Rewritten by Rudd and Adam McKay after writer-director Edgar Wright and his writing partner Joe Cornish left the project, the screenplay rings only minor variations on common themes, like its focus on father-daughter rather than father-son relationship; its self-mocking, slightly absurdist tone would likely have been stronger if Wright (Shaun of the Dead, Scott Pilgrim vs. the World) had stayed on as director. Still, there’s enough bubbly energy in the action sequences and enough irreverence in the dialogue to make this a likeable enough contrast to all those dankly self-serious comic book movies. As Scott Lang, a surprisingly buff Rudd comments faux-innocently on other characters’ portentous actions or expository speeches. “Damn, that was a good speech!” he exclaims after one earnest peroration.

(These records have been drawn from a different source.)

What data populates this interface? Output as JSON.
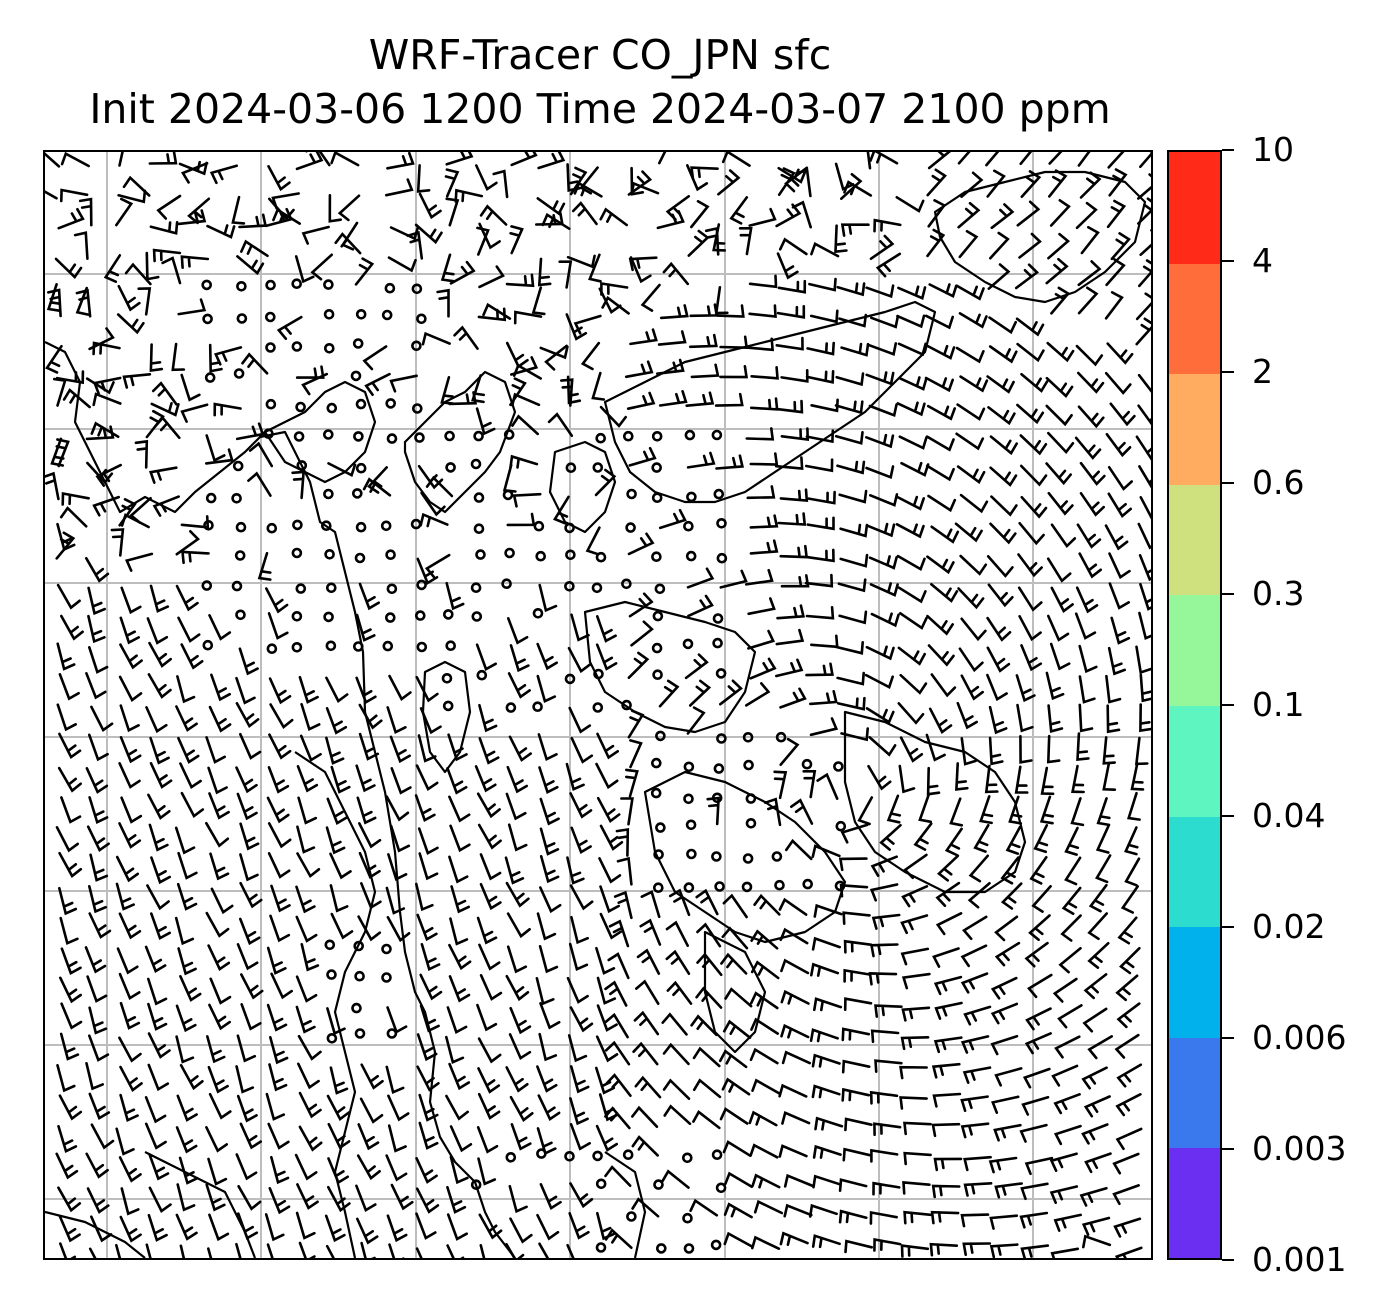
{
  "header": {
    "title_line1": "WRF-Tracer CO_JPN sfc",
    "title_line2": "Init 2024-03-06 1200 Time 2024-03-07 2100 ppm"
  },
  "map": {
    "variable": "CO_JPN",
    "level": "sfc",
    "units": "ppm",
    "gridline_color": "#bdbdbd",
    "coastline_color": "#000000",
    "barb_color": "#000000",
    "background": "#ffffff"
  },
  "colorbar": {
    "levels": [
      "0.001",
      "0.003",
      "0.006",
      "0.02",
      "0.04",
      "0.1",
      "0.3",
      "0.6",
      "2",
      "4",
      "10"
    ],
    "colors": [
      "#6a2ff0",
      "#3a78ee",
      "#00b1eb",
      "#2bdccf",
      "#5ff5c0",
      "#95f79a",
      "#cfe17f",
      "#ffac60",
      "#ff6d3a",
      "#ff2b18"
    ]
  }
}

Dr. Hank Pym (Michael Douglas, whose alpha-male bombast fits right into the Marvel mold), a scientist and inventor who has opted out of the superhero game, recruits Scott to don his discarded Ant-Man suit to “break into a place and steal some stuff.” Scott’s Very Important Mission is to prevent Pym’s protégé turned nemesis, Yellowjacket (Corey Stoll), from using Pym’s discovery to create miniature fighters for the military.

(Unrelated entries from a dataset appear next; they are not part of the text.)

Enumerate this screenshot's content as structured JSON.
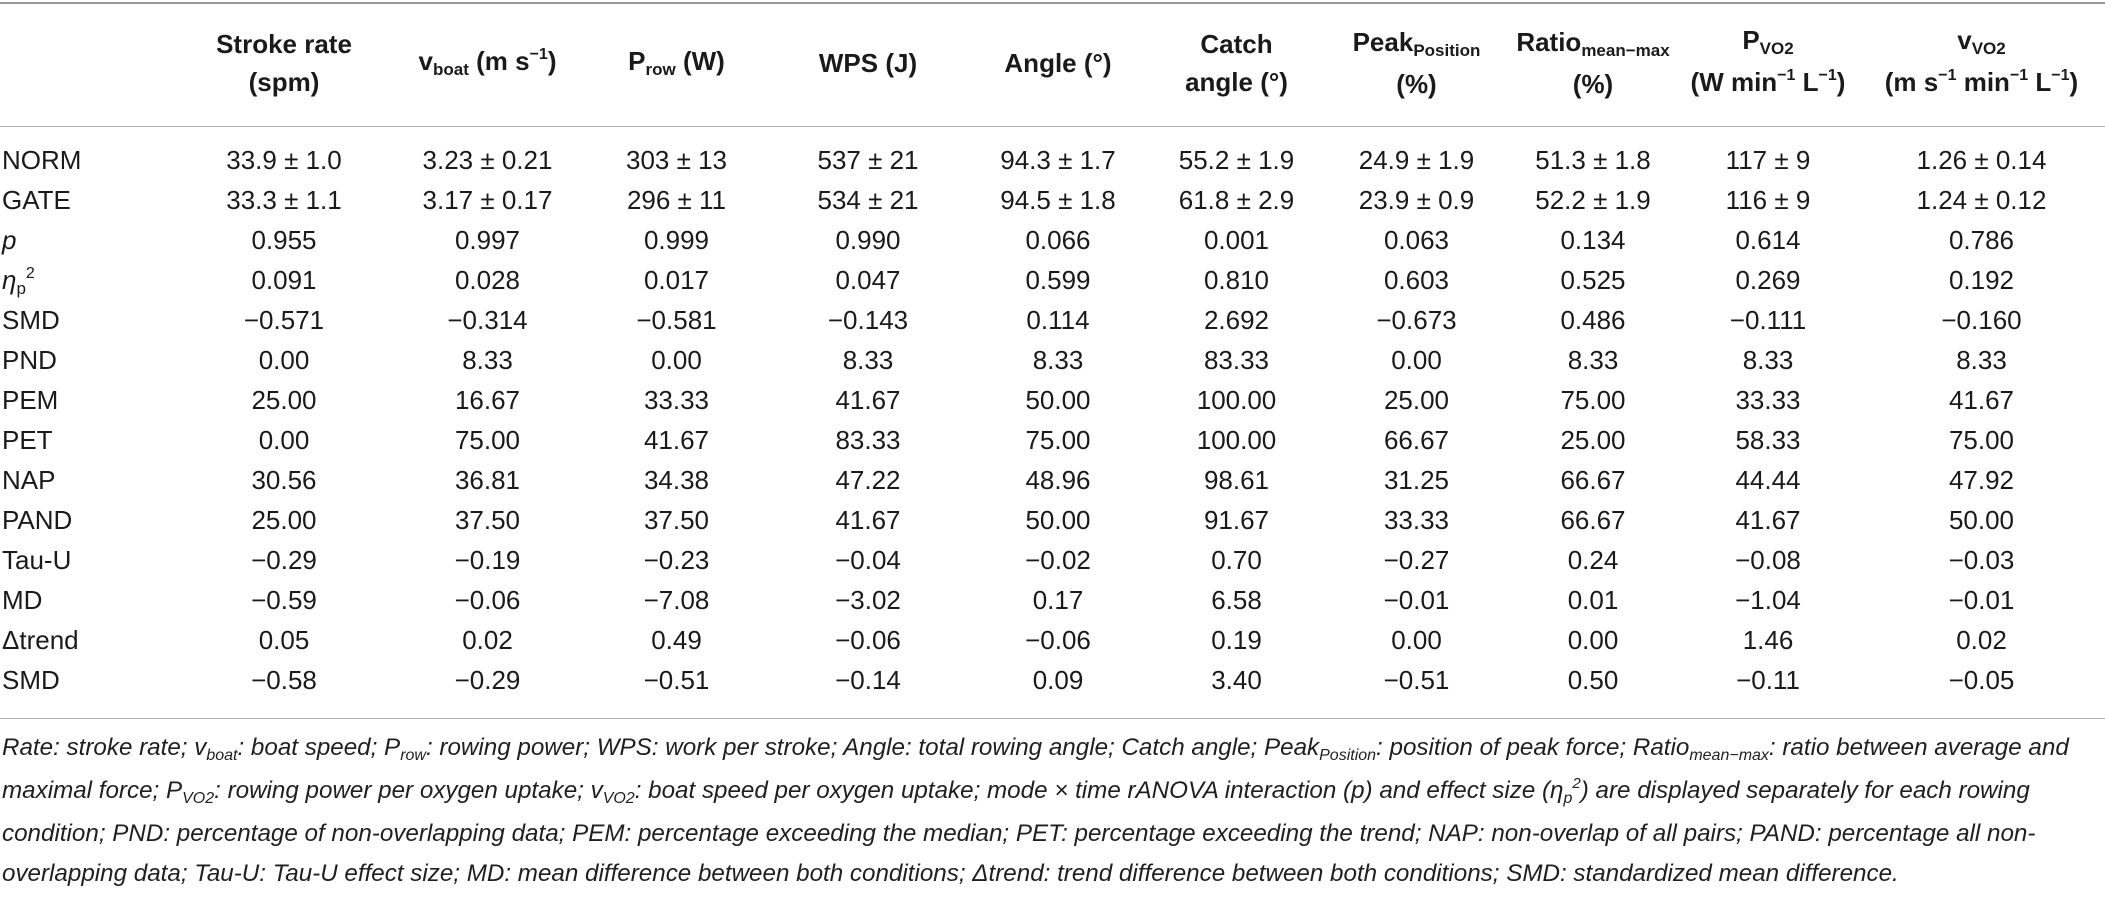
{
  "headers": {
    "blank": "",
    "stroke_rate": {
      "l1": "Stroke rate",
      "l2": "(spm)"
    },
    "vboat": {
      "main": "v",
      "sub": "boat",
      "unit": " (m s",
      "sup": "−1",
      "close": ")"
    },
    "prow": {
      "main": "P",
      "sub": "row",
      "unit": " (W)"
    },
    "wps": "WPS (J)",
    "angle": "Angle (°)",
    "catch": {
      "l1": "Catch",
      "l2": "angle (°)"
    },
    "peak": {
      "main": "Peak",
      "sub": "Position",
      "l2": "(%)"
    },
    "ratio": {
      "main": "Ratio",
      "sub": "mean−max",
      "l2": "(%)"
    },
    "pvo2": {
      "main": "P",
      "sub": "VO2",
      "l2a": "(W min",
      "sup1": "−1",
      "l2b": " L",
      "sup2": "−1",
      "l2c": ")"
    },
    "vvo2": {
      "main": "v",
      "sub": "VO2",
      "l2a": "(m s",
      "sup1": "−1",
      "l2b": " min",
      "sup2": "−1",
      "l2c": " L",
      "sup3": "−1",
      "l2d": ")"
    }
  },
  "row_labels": {
    "norm": "NORM",
    "gate": "GATE",
    "p": "p",
    "eta_main": "η",
    "eta_sub": "p",
    "eta_sup": "2",
    "smd1": "SMD",
    "pnd": "PND",
    "pem": "PEM",
    "pet": "PET",
    "nap": "NAP",
    "pand": "PAND",
    "tau": "Tau-U",
    "md": "MD",
    "dtrend": "Δtrend",
    "smd2": "SMD"
  },
  "rows": {
    "norm": [
      "33.9 ± 1.0",
      "3.23 ± 0.21",
      "303 ± 13",
      "537 ± 21",
      "94.3 ± 1.7",
      "55.2 ± 1.9",
      "24.9 ± 1.9",
      "51.3 ± 1.8",
      "117 ± 9",
      "1.26 ± 0.14"
    ],
    "gate": [
      "33.3 ± 1.1",
      "3.17 ± 0.17",
      "296 ± 11",
      "534 ± 21",
      "94.5 ± 1.8",
      "61.8 ± 2.9",
      "23.9 ± 0.9",
      "52.2 ± 1.9",
      "116 ± 9",
      "1.24 ± 0.12"
    ],
    "p": [
      "0.955",
      "0.997",
      "0.999",
      "0.990",
      "0.066",
      "0.001",
      "0.063",
      "0.134",
      "0.614",
      "0.786"
    ],
    "eta": [
      "0.091",
      "0.028",
      "0.017",
      "0.047",
      "0.599",
      "0.810",
      "0.603",
      "0.525",
      "0.269",
      "0.192"
    ],
    "smd1": [
      "−0.571",
      "−0.314",
      "−0.581",
      "−0.143",
      "0.114",
      "2.692",
      "−0.673",
      "0.486",
      "−0.111",
      "−0.160"
    ],
    "pnd": [
      "0.00",
      "8.33",
      "0.00",
      "8.33",
      "8.33",
      "83.33",
      "0.00",
      "8.33",
      "8.33",
      "8.33"
    ],
    "pem": [
      "25.00",
      "16.67",
      "33.33",
      "41.67",
      "50.00",
      "100.00",
      "25.00",
      "75.00",
      "33.33",
      "41.67"
    ],
    "pet": [
      "0.00",
      "75.00",
      "41.67",
      "83.33",
      "75.00",
      "100.00",
      "66.67",
      "25.00",
      "58.33",
      "75.00"
    ],
    "nap": [
      "30.56",
      "36.81",
      "34.38",
      "47.22",
      "48.96",
      "98.61",
      "31.25",
      "66.67",
      "44.44",
      "47.92"
    ],
    "pand": [
      "25.00",
      "37.50",
      "37.50",
      "41.67",
      "50.00",
      "91.67",
      "33.33",
      "66.67",
      "41.67",
      "50.00"
    ],
    "tau": [
      "−0.29",
      "−0.19",
      "−0.23",
      "−0.04",
      "−0.02",
      "0.70",
      "−0.27",
      "0.24",
      "−0.08",
      "−0.03"
    ],
    "md": [
      "−0.59",
      "−0.06",
      "−7.08",
      "−3.02",
      "0.17",
      "6.58",
      "−0.01",
      "0.01",
      "−1.04",
      "−0.01"
    ],
    "dtrend": [
      "0.05",
      "0.02",
      "0.49",
      "−0.06",
      "−0.06",
      "0.19",
      "0.00",
      "0.00",
      "1.46",
      "0.02"
    ],
    "smd2": [
      "−0.58",
      "−0.29",
      "−0.51",
      "−0.14",
      "0.09",
      "3.40",
      "−0.51",
      "0.50",
      "−0.11",
      "−0.05"
    ]
  },
  "footnote": {
    "a": "Rate: stroke rate; v",
    "a_sub": "boat",
    "b": ": boat speed; P",
    "b_sub": "row",
    "c": ": rowing power; WPS: work per stroke; Angle: total rowing angle; Catch angle; Peak",
    "c_sub": "Position",
    "d": ": position of peak force; Ratio",
    "d_sub": "mean−max",
    "e": ": ratio between average and maximal force; P",
    "e_sub": "VO2",
    "f": ": rowing power per oxygen uptake; v",
    "f_sub": "VO2",
    "g": ": boat speed per oxygen uptake; mode × time rANOVA interaction (p) and effect size (η",
    "g_sub": "p",
    "g_sup": "2",
    "h": ") are displayed separately for each rowing condition; PND: percentage of non-overlapping data; PEM: percentage exceeding the median; PET: percentage exceeding the trend; NAP: non-overlap of all pairs; PAND: percentage all non-overlapping data; Tau-U: Tau-U effect size; MD: mean difference between both conditions; Δtrend: trend difference between both conditions; SMD: standardized mean difference."
  }
}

The suit allows Scott to shrink down to about the size of an ant and back again at will, while imbuing him with superhuman strength. That may not be as impressive a superpower as, say, flying, as Scott ruefully acknowledges when he goes up against a more conventional Marvel character, the imperious Falcon (Anthony Mackie). But it opens the door to some entertaining experimentation with perspective, like his precipitous introduction to the suit, a slam-bang tour of his apartment and the bar below that ends with a tiny Scott falling onto the roof of a cab and then reverting to full size, to his and the cabbie’s consternation. Except for one brief scene in which he uses it to sneak into his ex-wife’s house at night to see his sleeping daughter, though, we never see Scott messing with the suit, trying things just to see how they feel or to accomplish something he wants to do. Instead, he’s always carrying out Pym’s mission. That includes some entertaining miniaturized b&e, like a scene of Scott surfing through a PVC pipe on a rushing stream of water, but it mostly involves either training to fight or fighting, a tiresome trope that’s particularly disappointing in a story whose whole premise is that there are better uses for the Pym particle than creating supercharged soldiers.

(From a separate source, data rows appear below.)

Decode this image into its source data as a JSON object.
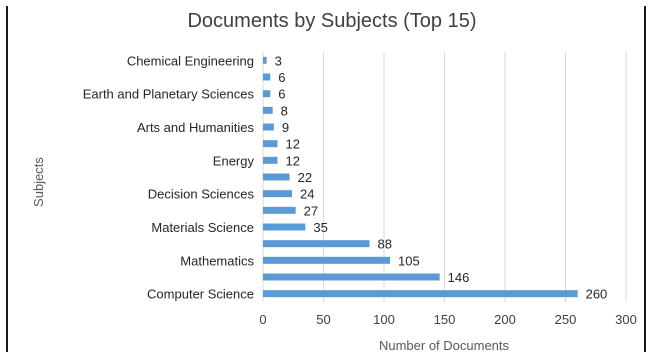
{
  "chart_data": {
    "type": "bar",
    "orientation": "horizontal",
    "title": "Documents by Subjects (Top 15)",
    "xlabel": "Number of Documents",
    "ylabel": "Subjects",
    "categories": [
      "Computer Science",
      "",
      "Mathematics",
      "",
      "Materials Science",
      "",
      "Decision Sciences",
      "",
      "Energy",
      "",
      "Arts and Humanities",
      "",
      "Earth and Planetary Sciences",
      "",
      "Chemical Engineering"
    ],
    "values": [
      260,
      146,
      105,
      88,
      35,
      27,
      24,
      22,
      12,
      12,
      9,
      8,
      6,
      6,
      3
    ],
    "data_labels": [
      "260",
      "146",
      "105",
      "88",
      "35",
      "27",
      "24",
      "22",
      "12",
      "12",
      "9",
      "8",
      "6",
      "6",
      "3"
    ],
    "xlim": [
      0,
      300
    ],
    "xticks": [
      "0",
      "50",
      "100",
      "150",
      "200",
      "250",
      "300"
    ],
    "grid": "vertical",
    "bar_color": "#5b9bd5",
    "legend": "none"
  }
}
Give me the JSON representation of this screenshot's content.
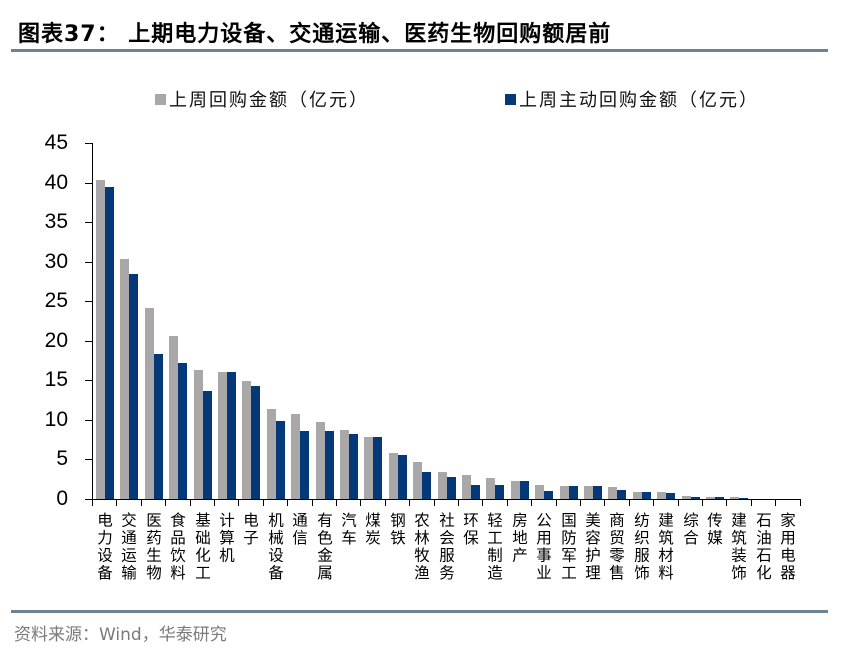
{
  "header": {
    "title": "图表37：  上期电力设备、交通运输、医药生物回购额居前"
  },
  "legend": {
    "series_1": "上周回购金额（亿元）",
    "series_2": "上周主动回购金额（亿元）"
  },
  "footer": {
    "source": "资料来源：Wind，华泰研究"
  },
  "colors": {
    "series_1": "#a9a7a7",
    "series_2": "#053878",
    "rule": "#6e8296"
  },
  "chart_data": {
    "type": "bar",
    "title": "上期电力设备、交通运输、医药生物回购额居前",
    "xlabel": "",
    "ylabel": "",
    "ylim": [
      0,
      45
    ],
    "yticks": [
      0,
      5,
      10,
      15,
      20,
      25,
      30,
      35,
      40,
      45
    ],
    "grid": false,
    "legend_position": "top",
    "categories": [
      "电力设备",
      "交通运输",
      "医药生物",
      "食品饮料",
      "基础化工",
      "计算机",
      "电子",
      "机械设备",
      "通信",
      "有色金属",
      "汽车",
      "煤炭",
      "钢铁",
      "农林牧渔",
      "社会服务",
      "环保",
      "轻工制造",
      "房地产",
      "公用事业",
      "国防军工",
      "美容护理",
      "商贸零售",
      "纺织服饰",
      "建筑材料",
      "综合",
      "传媒",
      "建筑装饰",
      "石油石化",
      "家用电器"
    ],
    "series": [
      {
        "name": "上周回购金额（亿元）",
        "values": [
          40.3,
          30.3,
          24.2,
          20.6,
          16.3,
          16.0,
          14.9,
          11.4,
          10.8,
          9.7,
          8.7,
          7.9,
          5.8,
          4.7,
          3.4,
          3.0,
          2.7,
          2.3,
          1.8,
          1.6,
          1.6,
          1.5,
          0.9,
          0.9,
          0.4,
          0.2,
          0.2,
          0.0,
          0.0
        ]
      },
      {
        "name": "上周主动回购金额（亿元）",
        "values": [
          39.5,
          28.5,
          18.3,
          17.2,
          13.6,
          16.0,
          14.3,
          9.9,
          8.6,
          8.6,
          8.2,
          7.9,
          5.5,
          3.4,
          2.8,
          1.8,
          1.8,
          2.3,
          1.0,
          1.6,
          1.6,
          1.2,
          0.9,
          0.8,
          0.3,
          0.2,
          0.1,
          0.0,
          0.0
        ]
      }
    ]
  }
}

But the energy and inventiveness of the miniaturization scenes, which include vertiginous shots taken of actual objects with a macro lens to make them look gigantic, almost make up for the familiarity of their content. In one fight, Ant-Man reverts to full size just in time to swat Yellowjacket onto a bug zapper with a ping-pong paddle. At moments like that, Ant-Man feels huge.